Amazon plans to hold its annual Prime Day sale a month earlier, scheduling it for late June this year rather than July as it did last year, Bloomberg reported Thursday (March 12), citing unnamed sources.

Reached by PYMNTS, Amazon declined to comment on the report.

The change will impact both the company’s third-party vendors and its competitors, who often schedule their own events or promotions around the same time, according to the report.

It will also affect Amazon’s financial reporting by placing the event in the second quarter rather than the third, per the report.

Last year’s Prime Day event, which was held July 8-11, delivered greater sales and savings over its four days than any other four-day period that included a Prime Day event, Amazon said in a press release issued the day after the event.

Independent sellers on the platform also achieved record sales and a record number of items sold, according to the release.

“This year’s extended Prime Day event delivered incredible savings to our members across millions of deals,” Doug Herrington, CEO of Amazon Worldwide Stores, said in the July release. “We’re thrilled to see record savings for our customers, who found great prices on the everyday essentials and products they love.”

While Amazon did not provide dollar figures for the sale, figures from Adobe Analytics, cited by Reuters, showed online spending among U.S. retailers jumping 30%, or $24.1 billion, during the four-day stretch that coincided with Prime Day.
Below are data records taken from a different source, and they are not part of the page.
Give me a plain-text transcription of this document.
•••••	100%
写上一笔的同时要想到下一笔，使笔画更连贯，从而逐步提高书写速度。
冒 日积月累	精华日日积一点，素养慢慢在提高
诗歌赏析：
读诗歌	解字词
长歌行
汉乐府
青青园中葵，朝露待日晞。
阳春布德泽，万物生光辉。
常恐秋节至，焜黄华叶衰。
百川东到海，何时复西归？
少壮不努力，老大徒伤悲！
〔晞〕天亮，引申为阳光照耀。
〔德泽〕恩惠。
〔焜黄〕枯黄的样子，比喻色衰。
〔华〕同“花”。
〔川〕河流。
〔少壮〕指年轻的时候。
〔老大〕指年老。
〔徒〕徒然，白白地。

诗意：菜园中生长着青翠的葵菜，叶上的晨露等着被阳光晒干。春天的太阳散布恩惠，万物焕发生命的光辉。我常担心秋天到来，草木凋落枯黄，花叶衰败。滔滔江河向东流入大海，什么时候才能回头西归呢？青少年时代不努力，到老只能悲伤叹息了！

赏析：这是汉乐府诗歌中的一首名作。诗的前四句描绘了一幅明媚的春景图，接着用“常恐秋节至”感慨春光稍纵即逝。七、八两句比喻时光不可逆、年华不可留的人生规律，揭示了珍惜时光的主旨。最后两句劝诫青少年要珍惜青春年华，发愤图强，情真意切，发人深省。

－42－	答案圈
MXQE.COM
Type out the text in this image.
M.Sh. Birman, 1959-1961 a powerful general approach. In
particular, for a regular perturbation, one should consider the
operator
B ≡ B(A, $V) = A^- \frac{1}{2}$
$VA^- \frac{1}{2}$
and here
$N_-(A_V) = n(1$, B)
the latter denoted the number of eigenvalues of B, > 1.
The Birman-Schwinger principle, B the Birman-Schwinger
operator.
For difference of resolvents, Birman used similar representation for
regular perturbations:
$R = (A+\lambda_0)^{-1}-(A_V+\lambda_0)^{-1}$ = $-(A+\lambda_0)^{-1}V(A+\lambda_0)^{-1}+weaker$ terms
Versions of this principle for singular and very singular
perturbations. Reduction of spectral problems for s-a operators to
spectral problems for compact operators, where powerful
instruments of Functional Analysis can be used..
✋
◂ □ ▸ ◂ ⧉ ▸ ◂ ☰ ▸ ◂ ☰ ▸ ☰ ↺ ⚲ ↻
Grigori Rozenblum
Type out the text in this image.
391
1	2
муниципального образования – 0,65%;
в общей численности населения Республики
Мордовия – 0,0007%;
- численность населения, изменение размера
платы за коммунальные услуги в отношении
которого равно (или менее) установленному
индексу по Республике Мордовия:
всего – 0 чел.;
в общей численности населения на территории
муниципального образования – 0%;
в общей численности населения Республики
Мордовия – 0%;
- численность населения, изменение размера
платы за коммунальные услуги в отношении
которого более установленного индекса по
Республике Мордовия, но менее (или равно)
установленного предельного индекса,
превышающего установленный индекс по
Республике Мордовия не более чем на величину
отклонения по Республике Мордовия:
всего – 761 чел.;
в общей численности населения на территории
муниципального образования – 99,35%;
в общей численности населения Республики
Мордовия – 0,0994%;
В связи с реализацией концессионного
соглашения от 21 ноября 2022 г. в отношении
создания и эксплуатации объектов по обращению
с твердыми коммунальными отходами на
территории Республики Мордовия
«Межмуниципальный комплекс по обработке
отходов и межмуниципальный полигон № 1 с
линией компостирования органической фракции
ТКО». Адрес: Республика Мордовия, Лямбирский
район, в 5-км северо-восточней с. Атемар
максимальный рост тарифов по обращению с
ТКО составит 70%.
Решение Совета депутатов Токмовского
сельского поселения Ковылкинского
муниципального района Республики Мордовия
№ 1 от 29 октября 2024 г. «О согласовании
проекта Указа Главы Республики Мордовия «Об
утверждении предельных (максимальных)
Last year’s Prime Day sale was the first to run for four days instead of the usual two. It was also the first to include “Today’s Big Deals,” which Amazon described as “themed daily deal drops” exclusive to Prime members.

The PYMNTS Intelligence report “Speed Versus Spend: Who Shopped Amazon and Walmart’s Deal Days and Why” found that there was a fast-growing customer segment who shopped both sales events: Amazon’s Prime Day and Walmart’s Walmart+ Week, which ran April 28 to May 4 and was a members-only event.

Shoppers participating in both events drove most of the growth in participation in those events, according to the report.